Open Access
Mitochondrial Membrane Potential Instability on Reperfusion After Ischemia Does Not Depend on Mitochondrial Ca2+ Uptake
Publication type: Journal Article
Publication date: 2023-06-01
scimago Q1
wos Q2
SJR: 1.705
CiteScore: 7.6
Impact factor: 3.9
ISSN: 00219258, 1083351X
PubMed ID:
37061004
Biochemistry
Molecular Biology
Cell Biology
Abstract
Physiologic Ca2+ entry via the Mitochondrial Calcium Uniporter (MCU) participates in energetic adaption to workload but may also contribute to cell death during ischemia/reperfusion (I/R) injury. The MCU has been identified as the primary mode of Ca2+ import into mitochondria. Several groups have tested the hypothesis that Ca2+ import via MCU is detrimental during I/R injury using genetically-engineered mouse models, yet the results from these studies are inconclusive.
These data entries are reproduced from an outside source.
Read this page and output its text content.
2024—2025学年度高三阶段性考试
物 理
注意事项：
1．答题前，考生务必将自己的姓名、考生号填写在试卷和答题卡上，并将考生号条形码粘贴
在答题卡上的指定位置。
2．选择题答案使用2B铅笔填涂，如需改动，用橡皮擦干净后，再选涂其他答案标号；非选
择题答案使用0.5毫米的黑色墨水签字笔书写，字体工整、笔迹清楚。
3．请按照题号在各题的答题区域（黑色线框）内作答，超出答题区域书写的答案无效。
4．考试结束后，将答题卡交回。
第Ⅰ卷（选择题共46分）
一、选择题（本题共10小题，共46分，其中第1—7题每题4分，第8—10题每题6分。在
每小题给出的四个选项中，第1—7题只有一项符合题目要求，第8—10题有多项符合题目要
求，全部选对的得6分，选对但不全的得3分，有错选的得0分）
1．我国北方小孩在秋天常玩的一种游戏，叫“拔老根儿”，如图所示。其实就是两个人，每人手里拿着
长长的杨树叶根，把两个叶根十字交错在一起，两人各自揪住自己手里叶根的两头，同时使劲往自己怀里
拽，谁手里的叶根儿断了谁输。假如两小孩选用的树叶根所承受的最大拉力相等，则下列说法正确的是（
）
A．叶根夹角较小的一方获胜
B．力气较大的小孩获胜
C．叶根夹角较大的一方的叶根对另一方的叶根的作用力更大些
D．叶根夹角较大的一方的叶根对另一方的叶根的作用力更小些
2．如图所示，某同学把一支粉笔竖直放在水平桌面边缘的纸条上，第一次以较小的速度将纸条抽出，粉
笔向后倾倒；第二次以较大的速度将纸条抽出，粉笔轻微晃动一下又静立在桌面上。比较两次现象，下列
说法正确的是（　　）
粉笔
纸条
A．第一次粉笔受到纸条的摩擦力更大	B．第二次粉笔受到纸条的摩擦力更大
Furthermore, mitochondria exhibit unstable or oscillatory membrane potentials (ΔΨm) when subjected to stress, such as during I/R, but it is unclear if the primary trigger is an excess influx of mitochondrial Ca2+ (mCa2+), reactive oxygen species (ROS) accumulation, or other factors. Here, we critically examine whether MCU-mediated mitochondrial Ca2+ uptake during I/R is involved in ΔΨm instability, or sustained mitochondrial depolarization, during reperfusion by acutely knocking out MCU in neonatal mouse ventricular myocyte (NMVM) monolayers subjected to simulated I/R. Unexpectedly, we find that MCU knockout does not significantly alter mCa2+ import during I/R, nor does it affect ΔΨm recovery during reperfusion. In contrast, blocking the mitochondrial sodium-calcium exchanger (mNCE) suppressed the mCa2+ increase during Ischemia but did not affect ΔΨm recovery or the frequency of ΔΨm oscillations during reperfusion, indicating that mitochondrial ΔΨm instability on reperfusion is not triggered by mCa2+. Interestingly, inhibition of mitochondrial electron transport or supplementation with antioxidants stabilized I/R-induced ΔΨm oscillations. The findings are consistent with mCa2+ overload being mediated by reverse-mode mNCE activity and supporting ROS-induced ROS release as the primary trigger of ΔΨm instability during reperfusion injury.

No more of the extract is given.